Obstetrics and Gynecology Board Review Pearls of Wisdom

(Elliott) #1

146 Obstetrics and Gynecology Board Review •••


❍ Which thyroid hormone is the least likely to cross the placenta?
Thyroid-stimulating hormone (TSH).


❍ What is the most common etiology of hyperthyroidism in pregnancy?
Graves disease.


❍ Name general signs and symptoms of hyperthyroidism.
Tremors, nervousness, tachycardia, frequent stools, sweating, heat intolerance, weight loss, goiter, insomnia,
palpitations, and hypertension.


❍ What are symptoms and signs specific to Graves disease?
Ophthalmopathy (including lid lag and lid retraction) and dermopathy (including localized or pretibial
myxedema).


❍ What complications may result from inadequately treated thyrotoxicosis?
Preterm delivery, severe preeclampsia, heart failure, low birth weight infant, and fetal loss.


❍ What effect may maternal Graves disease have in the neonate?
The neonate may have either immune-mediated hypothyroidism or hyperthyroidism due to inhibitory
immunoglobulin (TBII) or thyroid-stimulating immunoglobulins, (TSI) respectively, which cross the placenta.

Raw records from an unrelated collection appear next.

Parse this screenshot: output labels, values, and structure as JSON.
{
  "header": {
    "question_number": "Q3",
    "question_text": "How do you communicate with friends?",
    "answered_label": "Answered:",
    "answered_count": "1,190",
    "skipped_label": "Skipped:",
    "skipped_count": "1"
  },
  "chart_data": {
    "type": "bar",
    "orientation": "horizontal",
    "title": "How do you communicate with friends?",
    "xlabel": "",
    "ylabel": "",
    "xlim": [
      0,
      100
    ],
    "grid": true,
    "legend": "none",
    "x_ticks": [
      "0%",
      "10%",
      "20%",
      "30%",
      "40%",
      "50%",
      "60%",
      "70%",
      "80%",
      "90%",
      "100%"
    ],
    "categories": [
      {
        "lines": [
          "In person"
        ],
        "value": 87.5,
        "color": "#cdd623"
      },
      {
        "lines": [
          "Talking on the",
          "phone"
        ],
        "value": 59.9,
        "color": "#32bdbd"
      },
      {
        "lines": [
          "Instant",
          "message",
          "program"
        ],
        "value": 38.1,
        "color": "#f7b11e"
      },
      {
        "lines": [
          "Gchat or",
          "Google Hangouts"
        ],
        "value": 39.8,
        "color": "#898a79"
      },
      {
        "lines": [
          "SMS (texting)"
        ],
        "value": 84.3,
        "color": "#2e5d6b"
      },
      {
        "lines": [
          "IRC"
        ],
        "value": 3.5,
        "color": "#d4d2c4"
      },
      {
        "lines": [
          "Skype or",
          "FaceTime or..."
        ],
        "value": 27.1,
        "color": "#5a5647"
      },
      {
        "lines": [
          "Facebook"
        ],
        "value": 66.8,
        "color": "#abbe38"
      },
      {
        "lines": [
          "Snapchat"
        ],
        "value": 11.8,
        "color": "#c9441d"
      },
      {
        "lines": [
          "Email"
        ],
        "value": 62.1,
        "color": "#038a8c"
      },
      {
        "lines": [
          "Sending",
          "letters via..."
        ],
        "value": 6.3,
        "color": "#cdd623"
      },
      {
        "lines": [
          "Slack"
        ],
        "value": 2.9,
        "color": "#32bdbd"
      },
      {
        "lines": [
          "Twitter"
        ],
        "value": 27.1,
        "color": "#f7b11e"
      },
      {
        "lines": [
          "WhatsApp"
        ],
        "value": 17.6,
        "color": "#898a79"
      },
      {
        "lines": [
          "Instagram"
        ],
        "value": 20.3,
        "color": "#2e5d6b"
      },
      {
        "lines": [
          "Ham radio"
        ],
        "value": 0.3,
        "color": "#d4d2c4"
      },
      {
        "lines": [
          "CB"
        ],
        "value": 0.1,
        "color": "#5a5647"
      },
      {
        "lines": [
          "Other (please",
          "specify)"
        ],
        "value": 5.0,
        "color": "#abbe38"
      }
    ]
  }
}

❍ What medications can be used to manage hyperthyroidism and what are their mechanisms of action?
Methimazole and propylthiouracil (PTU) both inhibit thyroperoxidase, which is necessary for addition of iodine
to tyrosine to form T3 and T4.


❍ What is the side effect of major concern for women taking the thioamines PTU or methimazole?
Agranulocytosis, which occurs in 0.1% to 0.4% of patients taking thioamines, usually presents with fever and sore
throat. Thrombocytopenia, hepatitis, vasculitis, rash, fever, nausea, and loss of sense of smell or taste are other
possible side effects.


❍ What is the recommended treatment of hyperthyroidism in pregnancy and why?
PTU should be used in the first trimester because methimazole has been associated with choanal and esophageal
atresia. After the first trimester PTU should be converted to an equivalent dose of methimazole because PTU can
cause hepatotoxicity.


❍ What is the treatment of hyperthyroidism in contraindicated in pregnancy?
Iodine 131 because it may also cause fetal thyroid gland destruction. Women should avoid pregnancy for 6 months
after receiving radioactive iodine ablation.


❍ What is the clinical presentation of thyroid storm?
Fever; tachycardia out of proportion to fever; altered mental status—restlessness, nervousness, confusion, seizures;
vomiting; diarrhea; cardiac arrhythmia. Thyroid storm complicated 1% of pregnancies with hyperthyroidism.